First, if the Court won’t draw a line between police employees and judicial employees, it seems unlikely that the Court would draw a line between a sworn field officer and a police clerk. So, if a police officer can act in good faith on the error of a police clerk, she can likely act in good faith on the error of a fellow detective. Second, if we don’t exclude evidence when Detective A relies on a negligent but isolated error by Detective B, then I don’t see why we would exclude evidence when Detective B relies on her own negligent but isolated error. For example, if Detective B misreads the name on the warrant, it shouldn’t matter to exclusion whether Detective B makes the erroneous arrest herself or Detective A does. Finally, it also seems difficult to draw a line between good faith mistakes about the existence of a warrant and good faith mistakes about the existence of other facts relevant to the Fourth Amendment. Justice Souter made this point in the oral argument. Referring to the “dent” the Solicitor General advocated for the warrant requirement, he said: “I don’t see . . . why coherence would not require us to make the same dent in the probable cause requirement for equally isolated mistakes.”
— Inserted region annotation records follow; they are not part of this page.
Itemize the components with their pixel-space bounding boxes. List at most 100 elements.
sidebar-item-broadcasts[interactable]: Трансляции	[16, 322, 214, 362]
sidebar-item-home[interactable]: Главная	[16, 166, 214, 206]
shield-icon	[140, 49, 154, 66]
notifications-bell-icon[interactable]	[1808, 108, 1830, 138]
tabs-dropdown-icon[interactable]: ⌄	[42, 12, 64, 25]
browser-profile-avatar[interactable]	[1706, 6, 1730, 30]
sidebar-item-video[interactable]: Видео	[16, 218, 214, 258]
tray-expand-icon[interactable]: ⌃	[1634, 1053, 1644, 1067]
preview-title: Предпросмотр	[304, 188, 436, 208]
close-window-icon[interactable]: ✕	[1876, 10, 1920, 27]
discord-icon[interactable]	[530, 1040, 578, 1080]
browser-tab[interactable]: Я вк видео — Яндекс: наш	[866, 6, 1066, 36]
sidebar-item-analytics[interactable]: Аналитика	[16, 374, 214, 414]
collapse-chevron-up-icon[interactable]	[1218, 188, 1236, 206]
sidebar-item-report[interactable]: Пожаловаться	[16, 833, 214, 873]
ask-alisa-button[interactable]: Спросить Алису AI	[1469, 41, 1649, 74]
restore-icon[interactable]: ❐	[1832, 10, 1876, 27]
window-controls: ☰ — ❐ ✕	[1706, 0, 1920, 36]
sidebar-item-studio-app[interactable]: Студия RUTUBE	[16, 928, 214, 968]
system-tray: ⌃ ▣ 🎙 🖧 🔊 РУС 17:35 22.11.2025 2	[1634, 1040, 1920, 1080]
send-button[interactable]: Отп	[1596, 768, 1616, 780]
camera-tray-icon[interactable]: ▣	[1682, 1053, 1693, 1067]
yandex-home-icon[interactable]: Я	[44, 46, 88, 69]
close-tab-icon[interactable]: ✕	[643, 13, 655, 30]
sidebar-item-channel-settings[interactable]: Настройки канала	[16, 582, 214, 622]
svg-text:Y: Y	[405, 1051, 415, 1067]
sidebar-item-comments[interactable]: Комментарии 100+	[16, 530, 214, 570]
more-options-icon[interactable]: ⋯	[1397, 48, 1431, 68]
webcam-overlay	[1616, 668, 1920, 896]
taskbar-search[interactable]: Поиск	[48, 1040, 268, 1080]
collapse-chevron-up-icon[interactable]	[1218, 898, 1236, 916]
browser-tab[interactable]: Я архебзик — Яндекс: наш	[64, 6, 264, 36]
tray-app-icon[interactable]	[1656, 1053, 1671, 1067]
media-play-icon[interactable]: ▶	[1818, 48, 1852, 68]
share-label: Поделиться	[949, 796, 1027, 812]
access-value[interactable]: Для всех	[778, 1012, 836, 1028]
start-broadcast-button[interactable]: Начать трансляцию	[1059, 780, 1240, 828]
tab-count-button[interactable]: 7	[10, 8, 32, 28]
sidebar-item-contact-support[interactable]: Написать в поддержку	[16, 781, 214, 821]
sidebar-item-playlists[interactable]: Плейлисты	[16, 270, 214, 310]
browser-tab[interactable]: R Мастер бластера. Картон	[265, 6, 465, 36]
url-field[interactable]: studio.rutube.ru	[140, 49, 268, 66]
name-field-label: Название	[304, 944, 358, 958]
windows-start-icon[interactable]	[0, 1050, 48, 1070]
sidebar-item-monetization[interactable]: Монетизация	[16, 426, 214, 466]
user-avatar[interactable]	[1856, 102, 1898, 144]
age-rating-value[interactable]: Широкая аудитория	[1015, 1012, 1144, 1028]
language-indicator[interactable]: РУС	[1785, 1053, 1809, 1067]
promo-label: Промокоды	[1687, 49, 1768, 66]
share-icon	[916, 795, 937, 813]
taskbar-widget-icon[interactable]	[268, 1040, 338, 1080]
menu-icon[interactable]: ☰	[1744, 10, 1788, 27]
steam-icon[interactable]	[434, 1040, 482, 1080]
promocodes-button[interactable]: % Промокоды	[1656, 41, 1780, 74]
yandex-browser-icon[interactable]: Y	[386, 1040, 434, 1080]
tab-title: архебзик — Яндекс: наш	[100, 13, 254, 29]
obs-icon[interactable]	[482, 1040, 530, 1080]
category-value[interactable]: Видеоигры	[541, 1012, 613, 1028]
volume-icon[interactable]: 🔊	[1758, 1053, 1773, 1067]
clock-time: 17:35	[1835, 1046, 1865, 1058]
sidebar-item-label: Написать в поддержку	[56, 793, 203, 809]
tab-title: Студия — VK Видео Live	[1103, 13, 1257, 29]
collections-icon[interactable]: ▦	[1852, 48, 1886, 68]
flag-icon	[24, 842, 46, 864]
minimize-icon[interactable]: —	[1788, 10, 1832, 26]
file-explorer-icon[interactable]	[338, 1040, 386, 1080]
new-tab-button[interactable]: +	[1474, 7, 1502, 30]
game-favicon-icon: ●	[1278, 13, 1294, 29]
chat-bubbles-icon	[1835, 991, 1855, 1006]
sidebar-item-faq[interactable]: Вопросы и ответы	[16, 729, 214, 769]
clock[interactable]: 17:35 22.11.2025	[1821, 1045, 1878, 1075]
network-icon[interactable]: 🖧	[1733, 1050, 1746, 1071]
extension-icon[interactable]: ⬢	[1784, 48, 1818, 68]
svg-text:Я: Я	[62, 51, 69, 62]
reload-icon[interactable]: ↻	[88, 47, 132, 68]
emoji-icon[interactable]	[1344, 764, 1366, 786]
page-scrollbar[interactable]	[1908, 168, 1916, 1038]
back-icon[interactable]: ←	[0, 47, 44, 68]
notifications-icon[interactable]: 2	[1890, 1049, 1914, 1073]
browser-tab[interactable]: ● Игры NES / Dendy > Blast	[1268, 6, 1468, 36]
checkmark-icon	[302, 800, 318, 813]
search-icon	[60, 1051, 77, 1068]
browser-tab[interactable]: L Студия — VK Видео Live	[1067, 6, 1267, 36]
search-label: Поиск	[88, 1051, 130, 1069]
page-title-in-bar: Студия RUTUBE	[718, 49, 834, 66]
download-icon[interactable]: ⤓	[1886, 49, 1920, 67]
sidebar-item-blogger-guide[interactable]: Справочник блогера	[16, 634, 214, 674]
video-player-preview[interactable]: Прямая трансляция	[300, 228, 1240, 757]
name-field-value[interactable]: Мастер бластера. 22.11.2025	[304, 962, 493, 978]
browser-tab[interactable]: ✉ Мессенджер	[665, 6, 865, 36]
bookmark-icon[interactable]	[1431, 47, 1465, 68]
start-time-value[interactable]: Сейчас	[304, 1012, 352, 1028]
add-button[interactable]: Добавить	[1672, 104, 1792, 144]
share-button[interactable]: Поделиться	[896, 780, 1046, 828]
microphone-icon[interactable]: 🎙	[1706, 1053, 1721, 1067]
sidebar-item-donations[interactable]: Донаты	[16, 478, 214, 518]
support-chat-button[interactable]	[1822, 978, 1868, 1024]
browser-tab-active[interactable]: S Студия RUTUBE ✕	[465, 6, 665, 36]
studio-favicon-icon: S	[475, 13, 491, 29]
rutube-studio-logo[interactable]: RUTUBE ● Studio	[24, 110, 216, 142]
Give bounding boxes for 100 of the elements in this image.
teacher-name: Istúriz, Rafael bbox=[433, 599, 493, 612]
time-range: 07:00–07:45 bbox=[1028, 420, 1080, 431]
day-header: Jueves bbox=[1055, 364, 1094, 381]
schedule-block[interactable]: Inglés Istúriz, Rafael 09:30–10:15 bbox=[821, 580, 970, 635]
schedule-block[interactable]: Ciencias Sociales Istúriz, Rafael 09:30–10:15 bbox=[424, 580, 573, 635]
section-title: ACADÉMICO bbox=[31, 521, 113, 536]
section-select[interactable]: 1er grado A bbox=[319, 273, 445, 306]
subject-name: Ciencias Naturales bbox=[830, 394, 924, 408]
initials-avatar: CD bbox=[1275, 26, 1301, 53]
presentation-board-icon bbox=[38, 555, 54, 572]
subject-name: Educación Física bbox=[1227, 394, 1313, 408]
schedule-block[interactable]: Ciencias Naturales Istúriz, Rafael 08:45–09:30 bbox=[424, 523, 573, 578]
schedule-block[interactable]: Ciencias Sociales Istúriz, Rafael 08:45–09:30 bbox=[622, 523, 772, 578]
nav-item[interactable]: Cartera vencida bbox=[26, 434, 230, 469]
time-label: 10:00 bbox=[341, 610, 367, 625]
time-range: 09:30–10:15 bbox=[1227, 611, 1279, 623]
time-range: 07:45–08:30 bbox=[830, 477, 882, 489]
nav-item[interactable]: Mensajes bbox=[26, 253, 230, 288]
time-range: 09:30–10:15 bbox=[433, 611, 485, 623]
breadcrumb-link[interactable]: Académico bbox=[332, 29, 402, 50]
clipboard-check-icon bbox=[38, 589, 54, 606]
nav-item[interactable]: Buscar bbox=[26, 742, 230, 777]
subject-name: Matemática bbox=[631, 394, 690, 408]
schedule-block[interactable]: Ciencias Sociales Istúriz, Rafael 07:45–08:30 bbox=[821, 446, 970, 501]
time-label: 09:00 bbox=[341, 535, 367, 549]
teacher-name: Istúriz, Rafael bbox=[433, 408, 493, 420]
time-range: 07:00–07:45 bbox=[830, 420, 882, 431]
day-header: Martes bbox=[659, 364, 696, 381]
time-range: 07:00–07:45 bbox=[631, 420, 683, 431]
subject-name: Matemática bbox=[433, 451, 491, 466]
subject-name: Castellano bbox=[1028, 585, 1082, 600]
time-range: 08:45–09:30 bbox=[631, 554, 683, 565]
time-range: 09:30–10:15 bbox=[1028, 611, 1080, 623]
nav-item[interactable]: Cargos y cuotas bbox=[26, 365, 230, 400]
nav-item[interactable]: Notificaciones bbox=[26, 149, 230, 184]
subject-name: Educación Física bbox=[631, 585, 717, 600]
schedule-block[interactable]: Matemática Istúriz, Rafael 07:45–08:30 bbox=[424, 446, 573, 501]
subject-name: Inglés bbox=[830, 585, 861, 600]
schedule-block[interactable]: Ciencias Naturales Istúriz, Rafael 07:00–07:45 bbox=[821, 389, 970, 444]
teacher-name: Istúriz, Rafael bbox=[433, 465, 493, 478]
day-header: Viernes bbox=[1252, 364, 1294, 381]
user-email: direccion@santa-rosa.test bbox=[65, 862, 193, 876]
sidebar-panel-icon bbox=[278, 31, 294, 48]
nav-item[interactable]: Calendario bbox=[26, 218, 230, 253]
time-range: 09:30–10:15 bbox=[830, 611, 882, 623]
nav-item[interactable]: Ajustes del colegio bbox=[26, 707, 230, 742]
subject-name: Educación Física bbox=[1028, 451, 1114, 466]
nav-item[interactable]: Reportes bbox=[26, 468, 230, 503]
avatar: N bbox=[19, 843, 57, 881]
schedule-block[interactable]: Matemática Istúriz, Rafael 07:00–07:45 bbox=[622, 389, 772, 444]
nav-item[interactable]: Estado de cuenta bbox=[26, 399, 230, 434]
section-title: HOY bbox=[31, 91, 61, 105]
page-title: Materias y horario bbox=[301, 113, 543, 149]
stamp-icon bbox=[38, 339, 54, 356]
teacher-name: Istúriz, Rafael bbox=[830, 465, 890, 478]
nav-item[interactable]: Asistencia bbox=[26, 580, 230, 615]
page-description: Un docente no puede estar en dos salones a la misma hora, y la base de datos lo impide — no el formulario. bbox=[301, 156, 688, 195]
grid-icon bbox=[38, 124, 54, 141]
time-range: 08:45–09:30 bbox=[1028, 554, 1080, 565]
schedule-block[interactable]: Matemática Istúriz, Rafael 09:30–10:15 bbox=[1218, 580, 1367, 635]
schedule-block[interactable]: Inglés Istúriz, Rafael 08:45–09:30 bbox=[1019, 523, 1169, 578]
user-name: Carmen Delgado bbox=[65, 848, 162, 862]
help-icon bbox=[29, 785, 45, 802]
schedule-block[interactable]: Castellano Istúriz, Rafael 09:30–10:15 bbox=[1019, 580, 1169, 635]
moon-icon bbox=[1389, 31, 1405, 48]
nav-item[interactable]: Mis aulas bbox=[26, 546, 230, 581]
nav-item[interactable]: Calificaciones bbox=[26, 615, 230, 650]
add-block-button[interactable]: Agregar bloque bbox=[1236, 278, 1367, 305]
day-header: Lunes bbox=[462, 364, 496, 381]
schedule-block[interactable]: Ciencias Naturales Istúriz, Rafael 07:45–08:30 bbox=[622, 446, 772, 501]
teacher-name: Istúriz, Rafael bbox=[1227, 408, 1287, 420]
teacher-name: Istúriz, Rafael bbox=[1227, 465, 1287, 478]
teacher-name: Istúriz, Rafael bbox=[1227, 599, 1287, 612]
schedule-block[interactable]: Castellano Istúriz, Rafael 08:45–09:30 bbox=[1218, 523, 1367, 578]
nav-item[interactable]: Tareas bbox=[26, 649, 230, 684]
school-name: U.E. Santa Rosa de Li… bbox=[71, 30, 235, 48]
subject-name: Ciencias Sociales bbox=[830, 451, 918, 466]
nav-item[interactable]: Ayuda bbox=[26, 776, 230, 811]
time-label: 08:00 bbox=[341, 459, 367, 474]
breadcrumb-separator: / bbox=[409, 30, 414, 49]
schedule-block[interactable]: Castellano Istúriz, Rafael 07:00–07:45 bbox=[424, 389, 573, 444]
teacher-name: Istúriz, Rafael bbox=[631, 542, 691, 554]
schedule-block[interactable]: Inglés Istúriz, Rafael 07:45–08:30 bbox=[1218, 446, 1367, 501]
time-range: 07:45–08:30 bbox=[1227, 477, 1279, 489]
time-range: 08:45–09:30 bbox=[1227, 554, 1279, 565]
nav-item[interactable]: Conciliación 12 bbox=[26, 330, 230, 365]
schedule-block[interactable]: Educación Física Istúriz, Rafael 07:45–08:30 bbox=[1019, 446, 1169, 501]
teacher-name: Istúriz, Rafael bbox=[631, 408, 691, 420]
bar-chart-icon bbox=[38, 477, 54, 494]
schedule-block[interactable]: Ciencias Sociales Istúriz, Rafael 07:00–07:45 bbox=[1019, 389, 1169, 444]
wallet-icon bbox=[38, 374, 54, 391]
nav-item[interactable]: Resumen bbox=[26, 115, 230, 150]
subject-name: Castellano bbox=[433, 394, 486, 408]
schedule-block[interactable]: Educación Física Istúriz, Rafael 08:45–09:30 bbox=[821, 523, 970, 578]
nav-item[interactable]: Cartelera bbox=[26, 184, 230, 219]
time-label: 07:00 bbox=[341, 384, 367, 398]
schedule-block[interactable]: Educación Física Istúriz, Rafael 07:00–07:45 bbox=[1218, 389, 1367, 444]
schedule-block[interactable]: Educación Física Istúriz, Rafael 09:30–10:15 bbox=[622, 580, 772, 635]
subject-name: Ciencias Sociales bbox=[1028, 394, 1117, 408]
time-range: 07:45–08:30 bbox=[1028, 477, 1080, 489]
In sum, if police erroneously and negligently believe they have probable cause or exigent circumstances justifying a warrantless search or arrest, a ruling for the government in Herring will pave the way for saying that there is no exclusion if the error is isolated (or there is no evidence that it is not isolated). The case may therefore offer a way to eliminate the presumption that evidence obtained from or because of an illegal search is excluded and to replace it with a presumption of admissibility, absent proof that the Fourth Amendment violation was systematic (rather than isolated) or intentional (rather than in good faith).
Perhaps my chain of reasoning seems attenuated given how the Solicitor General, as a good advocate, asks only for a marginal extension of the law. But note a point Chief Justice Roberts made at the argument: “It may be an illegal arrest, but the question is the separate one of whether or not you exclude the evidence collected incident to arrest. . . . I guess it’s difficult for me to see if no one has done anything wrong, no one, why would you suppress the evidence in that case?” Given that the question posits that the arrest is illegal, Roberts is using “wrong” to refer something beyond a violation of the Fourth Amendment, something like the violation being systematic or intentional. He is questioning exclusion as a remedy when the police have committed only an isolated and negligent violation of the Fourth Amendment
Would it be a good idea to limit the exclusionary rule in this way? Having written a lot to explain the doctrinal importance of the case, I will save the normative question for another day.